A first version was rapidly built and released openly in March 2025. Then, the focus was on continuous iteration and improvements. In particular, refining the two core pipelines: the stock analysis and the portfolio management pipeline.
In June, the original fund/strategy was launched and has been running since. By November 2025, and after 182 days and 202 trades, it had the following stats:
- Net Performance*: +24.9% (vs S&P 500 +15.20% over the same period)
- Jensen Alpha: +4%
- And a win rate of 60%
(*)Including fees (calculated from Interactive Brokers). These are live results on real capital, not a backtest. The trade count reflects systematic rebalancing rather than intraday trading.

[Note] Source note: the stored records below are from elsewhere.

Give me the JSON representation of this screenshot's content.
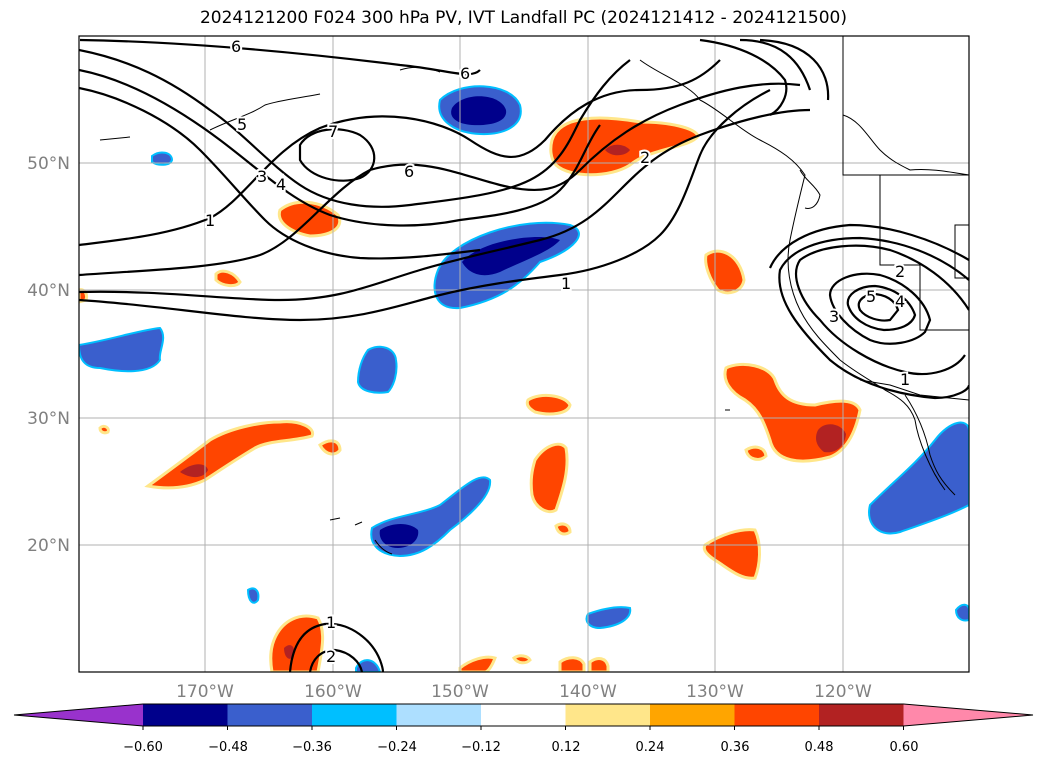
{
  "title": "2024121200 F024 300 hPa PV, IVT Landfall PC (2024121412 - 2024121500)",
  "axes": {
    "lat_labels": [
      "50°N",
      "40°N",
      "30°N",
      "20°N"
    ],
    "lon_labels": [
      "170°W",
      "160°W",
      "150°W",
      "140°W",
      "130°W",
      "120°W"
    ]
  },
  "contour_labels": [
    "6",
    "6",
    "7",
    "6",
    "5",
    "3",
    "4",
    "1",
    "2",
    "1",
    "2",
    "5",
    "4",
    "3",
    "1",
    "1",
    "2"
  ],
  "colorbar": {
    "tick_labels": [
      "−0.60",
      "−0.48",
      "−0.36",
      "−0.24",
      "−0.12",
      "0.12",
      "0.24",
      "0.36",
      "0.48",
      "0.60"
    ],
    "colors": [
      "#9932CC",
      "#00008B",
      "#3A5FCD",
      "#00BFFF",
      "#ADDFFF",
      "#FFFFFF",
      "#FFE68A",
      "#FFA500",
      "#FF4500",
      "#B22222",
      "#FF88AA"
    ]
  }
}
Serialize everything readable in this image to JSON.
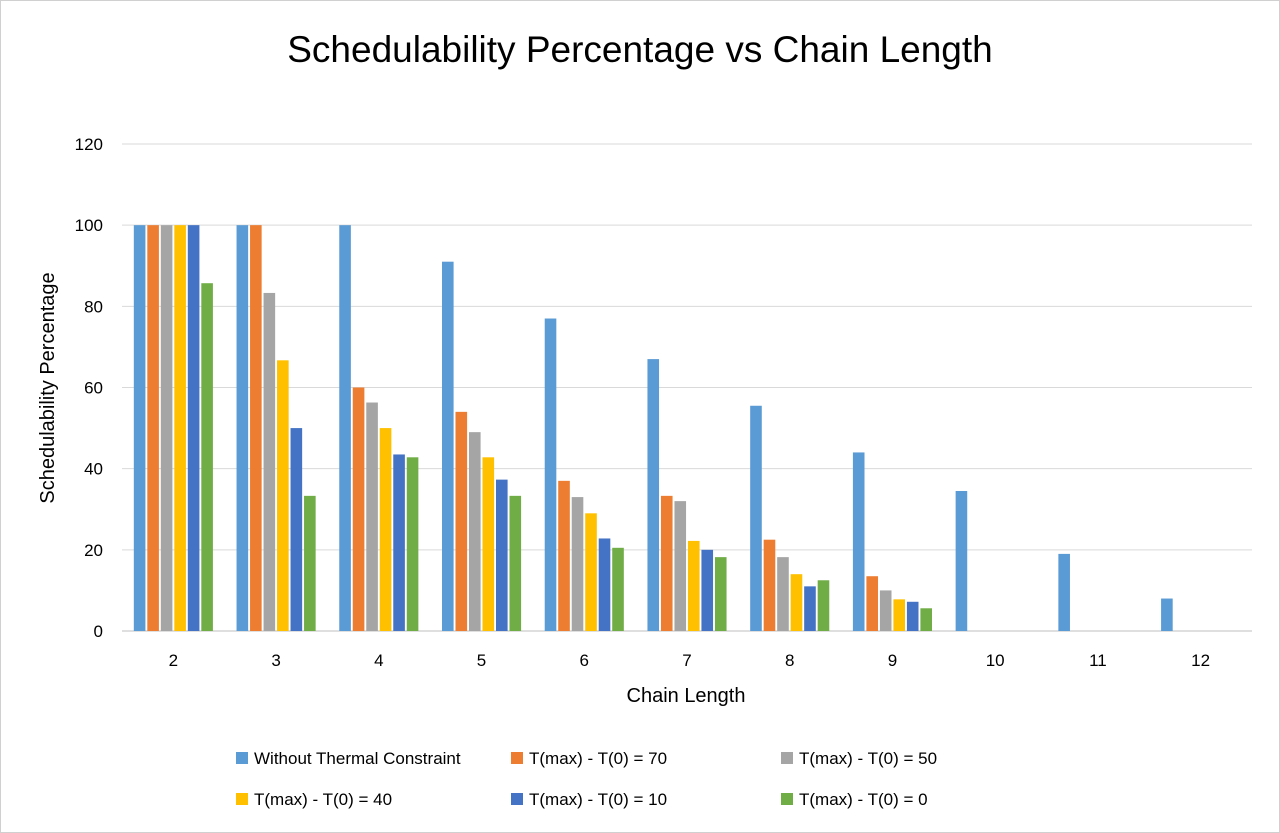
{
  "chart_data": {
    "type": "bar",
    "title": "Schedulability Percentage vs Chain Length",
    "xlabel": "Chain Length",
    "ylabel": "Schedulability Percentage",
    "ylim": [
      0,
      120
    ],
    "yticks": [
      0,
      20,
      40,
      60,
      80,
      100,
      120
    ],
    "grid": true,
    "legend_position": "bottom",
    "categories": [
      "2",
      "3",
      "4",
      "5",
      "6",
      "7",
      "8",
      "9",
      "10",
      "11",
      "12"
    ],
    "series": [
      {
        "name": "Without Thermal Constraint",
        "color": "#5b9bd5",
        "values": [
          100,
          100,
          100,
          91,
          77,
          67,
          55.5,
          44,
          34.5,
          19,
          8
        ]
      },
      {
        "name": "T(max) - T(0) = 70",
        "color": "#ed7d31",
        "values": [
          100,
          100,
          60,
          54,
          37,
          33.3,
          22.5,
          13.5,
          0,
          0,
          0
        ]
      },
      {
        "name": "T(max) - T(0) = 50",
        "color": "#a5a5a5",
        "values": [
          100,
          83.3,
          56.3,
          49,
          33,
          32,
          18.2,
          10,
          0,
          0,
          0
        ]
      },
      {
        "name": "T(max) - T(0) = 40",
        "color": "#ffc000",
        "values": [
          100,
          66.7,
          50,
          42.8,
          29,
          22.2,
          14,
          7.8,
          0,
          0,
          0
        ]
      },
      {
        "name": "T(max) - T(0) = 10",
        "color": "#4472c4",
        "values": [
          100,
          50,
          43.5,
          37.3,
          22.8,
          20,
          11,
          7.2,
          0,
          0,
          0
        ]
      },
      {
        "name": "T(max) - T(0) = 0",
        "color": "#70ad47",
        "values": [
          85.7,
          33.3,
          42.8,
          33.3,
          20.5,
          18.2,
          12.5,
          5.6,
          0,
          0,
          0
        ]
      }
    ]
  }
}
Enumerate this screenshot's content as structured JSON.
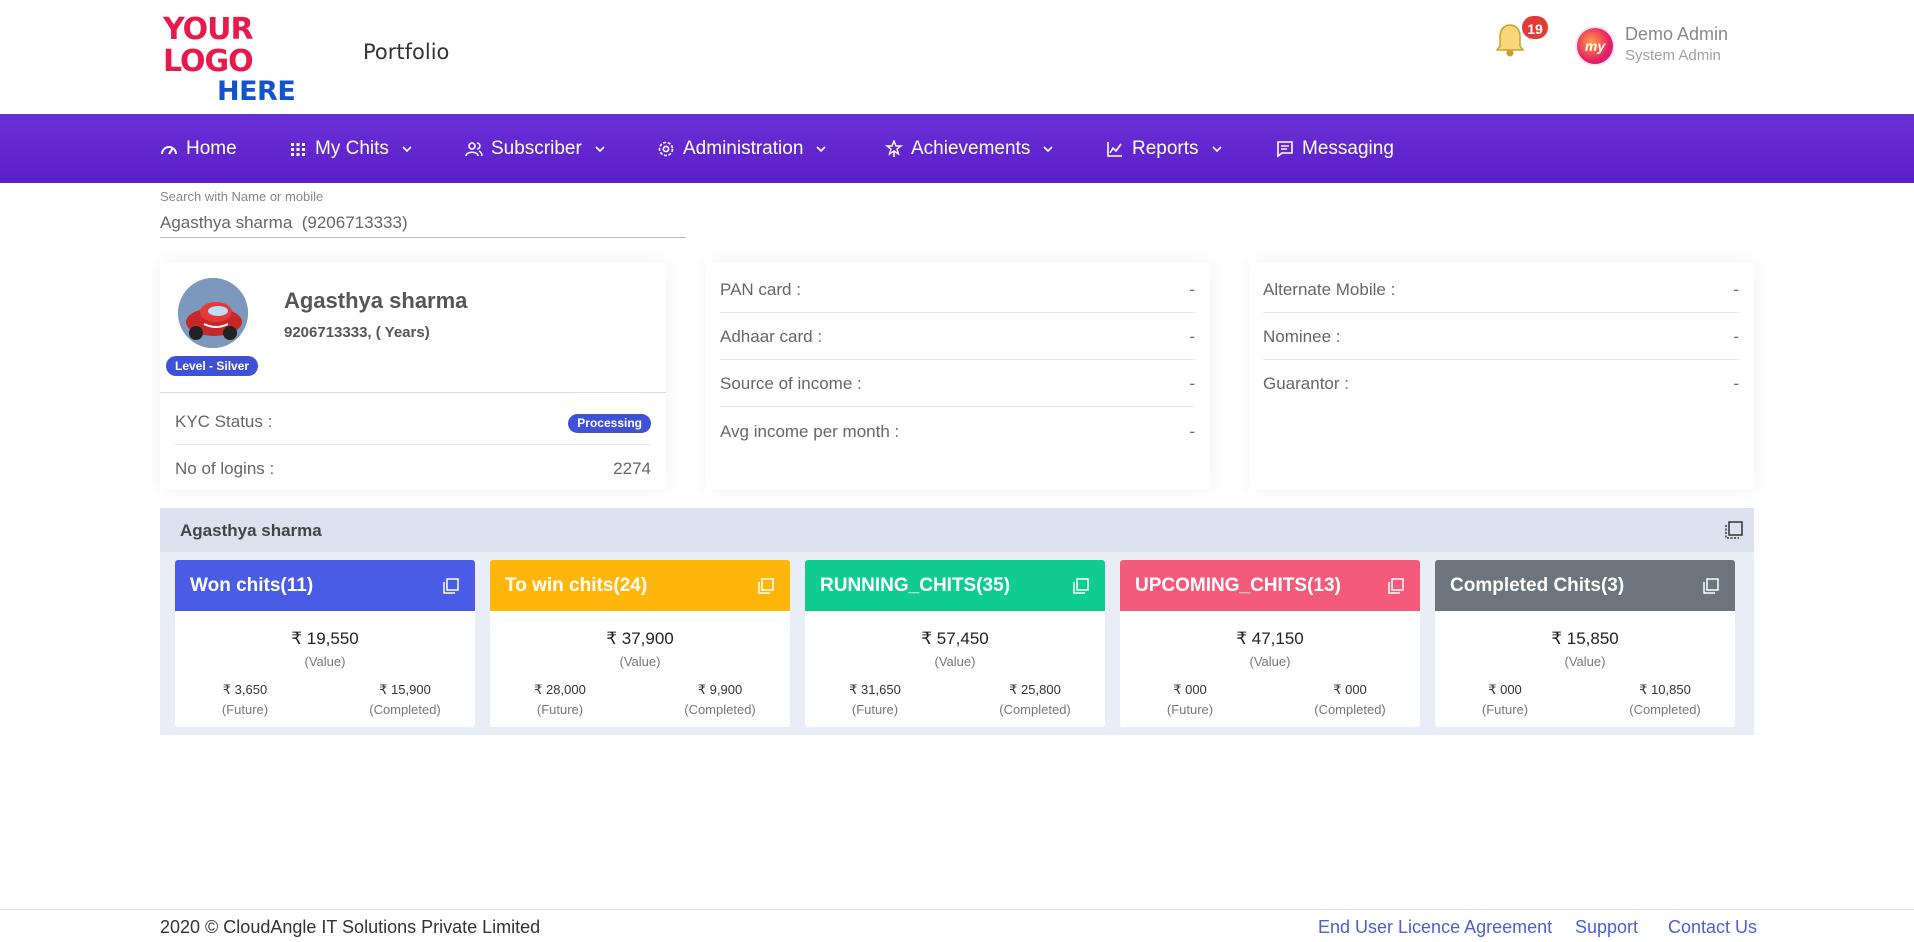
{
  "header": {
    "logo_line1": "YOUR LOGO",
    "logo_line2": "HERE",
    "page_title": "Portfolio",
    "notification_count": "19",
    "user_name": "Demo Admin",
    "user_role": "System Admin",
    "avatar_text": "my"
  },
  "nav": {
    "items": [
      {
        "label": "Home",
        "icon": "dashboard-gauge-icon",
        "has_dropdown": false
      },
      {
        "label": "My Chits",
        "icon": "grid-dots-icon",
        "has_dropdown": true
      },
      {
        "label": "Subscriber",
        "icon": "users-icon",
        "has_dropdown": true
      },
      {
        "label": "Administration",
        "icon": "gear-icon",
        "has_dropdown": true
      },
      {
        "label": "Achievements",
        "icon": "award-icon",
        "has_dropdown": true
      },
      {
        "label": "Reports",
        "icon": "chart-icon",
        "has_dropdown": true
      },
      {
        "label": "Messaging",
        "icon": "message-icon",
        "has_dropdown": false
      }
    ],
    "bg_color": "#5e22cf"
  },
  "search": {
    "label": "Search with Name or mobile",
    "value": "Agasthya sharma  (9206713333)"
  },
  "profile": {
    "name": "Agasthya sharma",
    "subtitle": "9206713333, ( Years)",
    "level": "Level - Silver",
    "kyc_label": "KYC Status :",
    "kyc_value": "Processing",
    "logins_label": "No of logins :",
    "logins_value": "2274"
  },
  "info1": {
    "rows": [
      {
        "label": "PAN card :",
        "value": "-"
      },
      {
        "label": "Adhaar card :",
        "value": "-"
      },
      {
        "label": "Source of income :",
        "value": "-"
      },
      {
        "label": "Avg income per month :",
        "value": "-"
      }
    ]
  },
  "info2": {
    "rows": [
      {
        "label": "Alternate Mobile :",
        "value": "-"
      },
      {
        "label": "Nominee :",
        "value": "-"
      },
      {
        "label": "Guarantor :",
        "value": "-"
      }
    ]
  },
  "summary": {
    "title": "Agasthya sharma",
    "cards": [
      {
        "title": "Won chits(11)",
        "color": "#4a5ce6",
        "value": "₹ 19,550",
        "value_label": "(Value)",
        "future": "₹ 3,650",
        "future_label": "(Future)",
        "completed": "₹ 15,900",
        "completed_label": "(Completed)"
      },
      {
        "title": "To win chits(24)",
        "color": "#ffb60a",
        "value": "₹ 37,900",
        "value_label": "(Value)",
        "future": "₹ 28,000",
        "future_label": "(Future)",
        "completed": "₹ 9,900",
        "completed_label": "(Completed)"
      },
      {
        "title": "RUNNING_CHITS(35)",
        "color": "#10cc8f",
        "value": "₹ 57,450",
        "value_label": "(Value)",
        "future": "₹ 31,650",
        "future_label": "(Future)",
        "completed": "₹ 25,800",
        "completed_label": "(Completed)"
      },
      {
        "title": "UPCOMING_CHITS(13)",
        "color": "#f45b7a",
        "value": "₹ 47,150",
        "value_label": "(Value)",
        "future": "₹ 000",
        "future_label": "(Future)",
        "completed": "₹ 000",
        "completed_label": "(Completed)"
      },
      {
        "title": "Completed Chits(3)",
        "color": "#6c757d",
        "value": "₹ 15,850",
        "value_label": "(Value)",
        "future": "₹ 000",
        "future_label": "(Future)",
        "completed": "₹ 10,850",
        "completed_label": "(Completed)"
      }
    ]
  },
  "footer": {
    "copyright": "2020 © CloudAngle IT Solutions Private Limited",
    "links": [
      "End User Licence Agreement",
      "Support",
      "Contact Us"
    ],
    "link_color": "#4a60d6"
  }
}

Those results provide the basis for the next major step: adding the broker to the infrastructure.
I also launched a second strategy: a subset of the S&P 500. In general, the AI Fund infrastructure should allow multiple strategies and is therefore designed with personalisation in mind. For example, the universe and methodology I picked for the Original Fund were pragmatic initial choices based on liquidity (I excluded stocks with low trading volume or market caps below $100M) and other constraints.